I’m making it sound like this is a bad thing, but I actually adore everything about the fall season. As a former teacher, I think I will always have a little bit of that super zealous back-to-school spirit running through my veins. At top of my list of things I love about fall is really, really good food. Like, comforting, cozy, wrapped in a sweater kind of good food. Think ancho turkey chili and cornbread after the first week of school. Carnitas and magic green sauce on game day. Detox lentil soup and no-knead bread for your first official on-time dinner in months.
Green curry. Green curry with some weirdo stuff in it (tofu? golden raisins? sweet potatoes?) that is going to make you feel like you won both the nutritional and yumo-food olympics.
At its core, this is just a playful, easy five-ingredient recipe:
- Tofu, browned to crispiness – no more, no less
- Sweet potato chunks
- Broccoli florets
- Coconut milk
- Green curry paste
I added a handful of golden raisins (go on and get wild) and cilantro (WHEN IN DOUBT OBVI) and did not regret either of those very out-of-the-box decisions.
May I also recommend finishing it up salt bae style with a hit of 1) fish sauce, which will make you question everything you ever knew, and 2) brown sugar? Tell me about it, girl.
I thought about making my own green curry paste, but friends, in my googling, I read that many Thai cooks think it’s better to just buy the commercial jarred curry paste than to make your own if you’re going to be making substitutions. Hello. Hi. Good news! Savin’ me some work. And hopefully makes it taste more authentic, according to the internet. I can do that. I can buy up a jar of green curry paste and cook up some curry magic with it.
Words about store bought green curry paste: I used Thai Kitchen green curry paste and found it to be might tasty in this curry. To be fair, I wouldn’t describe the paste itself as write-home level good, but it works for making a green curry real nice and quick with a single, list-less trip to a single, basic grocery store. This is an automatic win. However. Upon further research, I found that many people recommend Mae Ploy brand green curry paste. Any users who can confirm? Leave a comment, you neighborhood curry paste experts.

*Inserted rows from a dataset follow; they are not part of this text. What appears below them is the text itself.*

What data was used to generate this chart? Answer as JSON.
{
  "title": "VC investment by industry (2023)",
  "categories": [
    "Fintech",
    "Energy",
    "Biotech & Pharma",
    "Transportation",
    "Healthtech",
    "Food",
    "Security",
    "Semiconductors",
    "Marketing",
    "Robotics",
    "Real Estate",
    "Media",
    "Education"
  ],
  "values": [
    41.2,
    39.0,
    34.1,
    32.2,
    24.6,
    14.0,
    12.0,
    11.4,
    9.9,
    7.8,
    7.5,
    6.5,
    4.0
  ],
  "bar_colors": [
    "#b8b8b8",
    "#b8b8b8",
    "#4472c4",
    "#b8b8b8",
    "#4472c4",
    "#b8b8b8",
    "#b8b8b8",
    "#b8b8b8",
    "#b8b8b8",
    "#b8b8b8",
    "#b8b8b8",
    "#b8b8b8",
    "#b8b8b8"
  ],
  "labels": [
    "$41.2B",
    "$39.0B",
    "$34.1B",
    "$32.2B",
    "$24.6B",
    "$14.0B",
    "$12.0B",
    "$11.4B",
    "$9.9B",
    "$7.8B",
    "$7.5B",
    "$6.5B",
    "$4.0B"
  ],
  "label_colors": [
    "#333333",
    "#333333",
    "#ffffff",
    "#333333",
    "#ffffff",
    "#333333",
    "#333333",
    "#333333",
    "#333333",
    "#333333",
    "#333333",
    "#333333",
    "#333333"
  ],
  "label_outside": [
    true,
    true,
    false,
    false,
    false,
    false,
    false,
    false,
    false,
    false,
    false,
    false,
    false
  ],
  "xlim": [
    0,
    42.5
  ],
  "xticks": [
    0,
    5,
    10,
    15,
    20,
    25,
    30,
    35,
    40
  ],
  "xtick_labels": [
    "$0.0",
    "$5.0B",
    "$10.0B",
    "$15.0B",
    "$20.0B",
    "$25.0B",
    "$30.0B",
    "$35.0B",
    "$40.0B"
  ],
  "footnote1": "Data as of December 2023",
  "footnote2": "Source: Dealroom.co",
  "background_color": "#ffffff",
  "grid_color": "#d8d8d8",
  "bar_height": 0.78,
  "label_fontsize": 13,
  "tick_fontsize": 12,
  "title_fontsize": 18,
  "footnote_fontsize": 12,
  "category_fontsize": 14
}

So for the making of the first 5+ batches of green curry in my life, I used Thai Kitchen green curry paste. But I have, in the last two days, ordered my first little container of Mae Ploy green curry paste – thank you Amazon! – and I will soon get to the bottom of this.
Is Mae Ploy really so much better? Will my green curry go up five hundred percent in deliciousness? Time will tell. (I’ll pop back with an update.)
So here we have it: the first, back-to-school, easy and comfy-cozy recipe of fall.
If steamy rice + creamy green curry + a deep, huggable bowl = fall, I swear I am so ready.